Beginning in the 1980s, many people who could not otherwise have bought homes, due to poor credit, high debt levels, or other risk factors, obtained loans from the burgeoning subprime lending industry. Subprime lenders charged higher rates and fees to offset the risks. Advocates and regulators began to conclude that some lenders were charging unnecessarily high rates and fees in what seemed to be a deliberate effort to strip home equity from unsuspecting borrowers -- often lower-income, minority and elderly homeowners in gentrifying neighborhoods.  While federal limits on such loans were enacted, many advocates felt they didn't go far enough. Further, they did not address the explosion of alternative or nontraditional mortgages, such as interest-only loans and payment-option adjustable-rate mortgages, which were structured so that borrowers may never pay down principal.

As a result of all these factors, the national homeownership rate, which stood at 43.6 percent in 1940, reached 69.2 percent in 2004. In the second quarter of 2008, it was just off its peak, at 68.1 percent, according to the Census Bureau.  But concerns are growing that the current foreclosure crisis will widen the racial and income homeownership gap and create blight in many of same low-income urban neighborhoods that were rejuvenating from community development efforts. While black and Hispanic homeownership rates have greatly increased over the years, the gap between their homeownership rates (47.8 and 49.6 respectively) and that of whites (75.2) still exceeds 25 percent.

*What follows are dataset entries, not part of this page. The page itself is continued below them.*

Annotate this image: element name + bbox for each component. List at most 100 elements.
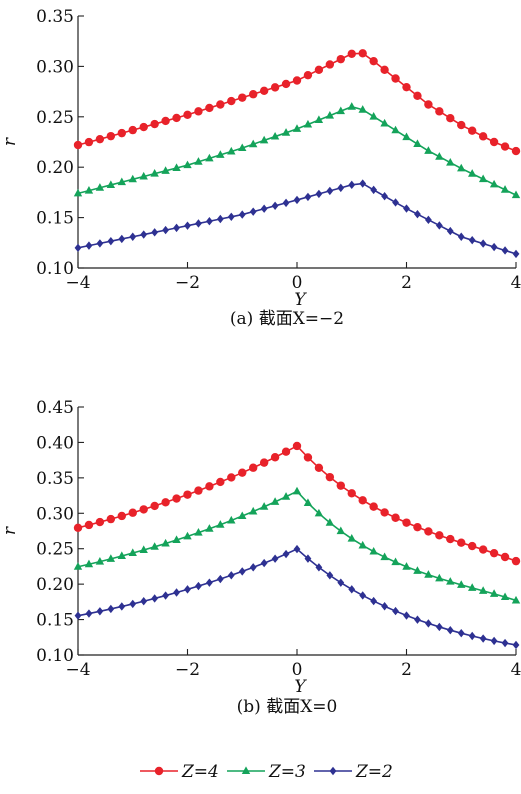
- chart-b-point-Z3: [424, 570, 433, 578]
- chart-a-point-Z2: [512, 249, 520, 259]
- chart-a-point-Z3: [150, 169, 159, 177]
- chart-a-point-Z2: [326, 186, 334, 196]
- chart-b-point-Z2: [315, 563, 323, 572]
- chart-b-point-Z3: [249, 506, 258, 515]
- chart-a-point-Z3: [281, 128, 291, 136]
- chart-b-y-tick-label: 0.45: [36, 398, 74, 418]
- chart-a-y-tick-label: 0.10: [36, 259, 74, 279]
- chart-a-point-Z3: [500, 185, 510, 193]
- chart-b-point-Z3: [161, 538, 170, 547]
- chart-b-point-Z3: [468, 583, 477, 591]
- chart-b-point-Z3: [216, 520, 225, 528]
- chart-a-point-Z4: [413, 91, 422, 101]
- chart-a-point-Z4: [281, 79, 291, 89]
- chart-b-point-Z4: [259, 458, 269, 467]
- chart-a-point-Z4: [489, 137, 499, 147]
- chart-b-point-Z3: [446, 577, 455, 585]
- chart-a-point-Z4: [270, 83, 280, 92]
- chart-b-point-Z3: [413, 566, 422, 574]
- chart-b-point-Z2: [348, 585, 356, 594]
- chart-a-point-Z3: [369, 111, 378, 120]
- chart-a-point-Z3: [216, 150, 225, 158]
- chart-b-point-Z3: [457, 580, 466, 588]
- chart-b-point-Z3: [150, 542, 159, 550]
- chart-b-point-Z2: [337, 578, 345, 587]
- chart-a-x-tick-label: 4: [511, 273, 521, 293]
- chart-a-point-Z4: [336, 54, 345, 64]
- chart-a-y-tick-label: 0.25: [36, 108, 74, 128]
- chart-a-point-Z3: [139, 171, 148, 180]
- chart-a-point-Z2: [337, 183, 345, 193]
- chart-b-point-Z4: [227, 473, 236, 482]
- chart-b-point-Z2: [446, 626, 454, 635]
- chart-b-point-Z3: [227, 515, 236, 524]
- chart-b-point-Z4: [489, 548, 499, 558]
- chart-a-point-Z2: [435, 221, 443, 230]
- chart-b-point-Z2: [425, 619, 432, 628]
- chart-b-point-Z4: [95, 517, 105, 527]
- chart-a-point-Z3: [117, 177, 126, 186]
- chart-b-point-Z4: [281, 447, 291, 456]
- chart-a-point-Z4: [238, 93, 247, 102]
- chart-b-point-Z2: [140, 597, 148, 606]
- chart-b-point-Z3: [270, 497, 280, 505]
- chart-a-point-Z4: [73, 140, 83, 150]
- chart-b-point-Z4: [172, 494, 181, 503]
- chart-b-point-Z4: [478, 545, 488, 554]
- chart-a-point-Z2: [414, 209, 421, 219]
- chart-a-point-Z2: [479, 239, 487, 248]
- chart-b-x-tick-label: −2: [175, 660, 200, 680]
- chart-b-y-tick-label: 0.15: [36, 611, 74, 631]
- chart-a-x-tick-label: 2: [401, 273, 412, 293]
- chart-a-point-Z4: [325, 60, 335, 69]
- chart-b-point-Z2: [370, 596, 378, 606]
- legend-label-Z4: Z=4: [181, 762, 219, 782]
- chart-a-point-Z3: [391, 125, 400, 134]
- chart-a-point-Z4: [172, 113, 181, 123]
- chart-b-point-Z2: [118, 602, 126, 611]
- chart-a-point-Z2: [74, 243, 82, 253]
- chart-a-point-Z4: [457, 120, 466, 130]
- chart-b-point-Z2: [512, 640, 520, 650]
- chart-a-point-Z4: [435, 107, 444, 116]
- chart-a-point-Z3: [336, 106, 345, 115]
- chart-a-series-line-Z4: [77, 52, 517, 152]
- chart-b-x-tick-label: −4: [65, 660, 90, 680]
- chart-a-point-Z4: [161, 116, 170, 126]
- chart-a-point-Z2: [249, 207, 257, 216]
- chart-b-x-tick-label: 2: [401, 660, 412, 680]
- chart-b-point-Z4: [325, 472, 335, 482]
- chart-b-point-Z4: [249, 463, 258, 472]
- chart-a-point-Z4: [347, 49, 356, 58]
- chart-b-point-Z4: [161, 498, 170, 507]
- chart-b-point-Z2: [249, 563, 257, 572]
- chart-b-point-Z2: [479, 634, 487, 643]
- chart-a-point-Z4: [216, 100, 225, 109]
- chart-b-point-Z4: [117, 511, 127, 521]
- chart-b-point-Z2: [107, 604, 115, 614]
- chart-b-point-Z4: [347, 489, 356, 498]
- chart-b-point-Z3: [369, 546, 378, 555]
- chart-a-y-tick-label: 0.30: [36, 57, 74, 77]
- chart-a-point-Z2: [173, 223, 180, 233]
- chart-b-point-Z2: [216, 574, 224, 584]
- chart-a-point-Z3: [161, 166, 170, 174]
- chart-a-point-Z3: [402, 132, 411, 141]
- chart-a-point-Z2: [216, 214, 224, 224]
- chart-a-point-Z3: [468, 169, 477, 177]
- chart-a-point-Z2: [315, 189, 323, 199]
- chart-a: 0.10 0.15 0.20 0.25 0.30 0.35 −4 −2 0 2 4 Yr (a) 截面X…: [0, 7, 521, 329]
- chart-b-point-Z2: [162, 591, 169, 600]
- chart-a-point-Z3: [292, 124, 302, 132]
- chart-b-point-Z4: [84, 520, 94, 530]
- chart-a-point-Z3: [205, 153, 214, 162]
- chart-a-x-tick-label: −2: [175, 273, 200, 293]
- chart-b-caption: (b) 截面X=0: [237, 697, 338, 717]
- chart-b-point-Z2: [282, 549, 290, 559]
- chart-b-point-Z4: [380, 508, 389, 517]
- chart-a-point-Z2: [184, 221, 191, 230]
- chart-a-point-Z2: [392, 198, 399, 207]
- chart-a-series-line-Z2: [77, 182, 517, 255]
- chart-b-point-Z2: [206, 578, 213, 587]
- chart-b-point-Z4: [150, 501, 159, 511]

The homeownership rate among households  at or above the median family income is 83.5 percent, compared with 51.8 percent for households earning less than the median family income. Studies have shown a concentration of subprime loans in low-income minority neighborhoods. An article in a recent issue of Cityscape: A Journal of Policy Development and Research warns that even before the current foreclosure crisis, low-income and minority homeowners were at greater risk of being unable to sustain homeownership. Efforts are under way at the Urban Institute to track concentrations of subprime loans. There are also state and regional research endeavors to see where delinquencies are rising fastest and prices are falling fastest, and target aid to those neighborhoods. For example, the Greater Minnesota Housing Fund is tapping available data sources on loan performance and past delinquencies to identify potential hot spots of foreclosures. On a broader level, the affordable housing and community development industry, led by organizations such as NeighborWorks America, has shifted more attention in recent years to sustaining homeownership rather than just growing it.

As efforts expand to preserve homeownership in low-income and minority communities, researchers are noting with alarm the rising affordability problems facing middle-income homeowners. This groups has not traditionally been served by local nonprofit development and counseling organizations. According to the Joint Center for Housing Studies' "State of the Nation's Housing 2008," the number of middle-income homeowners paying more than half their incomes for housing ballooned by 1.2 million between 2001 and 2006. The foreclosure crisis has not brought home prices down enough to offset rising energy costs and monthly mortgage payments. Thus these homeowners too may have a precarious hold on homeownership, reinforcing the need for policy to focus on sustaining homeownership.